2. The iterations take no advantage of cancellation. E.g., in the
   binv_sqrt, we should do the iteration as

     x' <- x - x * (a x^2 - 1)/2

   Here, low part of a x^2 - 1 is always zero, and when we next multiply it
   by x, we don't need to multiply by those zero limbs. I guess we could
   also make some use of mpn_rsh1_sub.

3. In pow_equals, we compute and compare the least significant limbs of
   the product first. But the low xn limbs will *always* match since
   they're computed as a mod B^{xn} root, right? I think a better test
   would be to compute the *most* significant single limb of the power.
   I think that's doable with only double-limb arithmetic (umul_ppmm) a
   relative error on the order of k/B or so. Such a check should give a
   pretty small probability of false positives, so if the high limb is
   close enough, it may be simplest and good enough to always compute
   all the limbs for a final check.

4. Use wraparound where possible in the newton iterations.

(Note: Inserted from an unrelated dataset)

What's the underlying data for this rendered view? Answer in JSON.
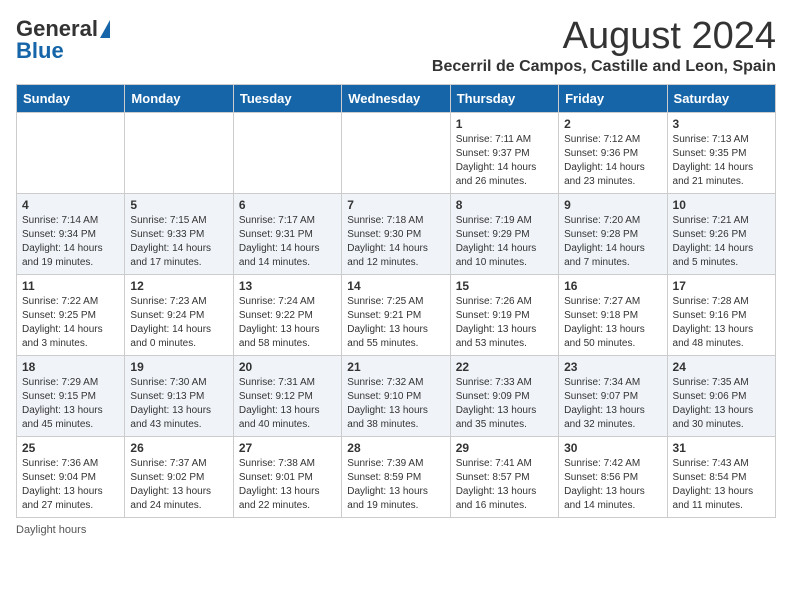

5. In binv_root, I think the number of bits of precision is *exactly*
   doubled in each iteration. At least I'm fairly confident that it does
   for the interation in my code, and I think that's how Hensel lifting
   usually works. The reason why sqrt does not exactly double the number
   of bits is that we divide by the exponent (2), which in this case is
   a factor of the modulo, which makes it a somewhat strange Hensel
   lift.

Regards,,
/Niels

-- 
Niels Möller. PGP-encrypted email is preferred. Keyid C0B98E26.
Internet email is subject to wholesale government surveillance.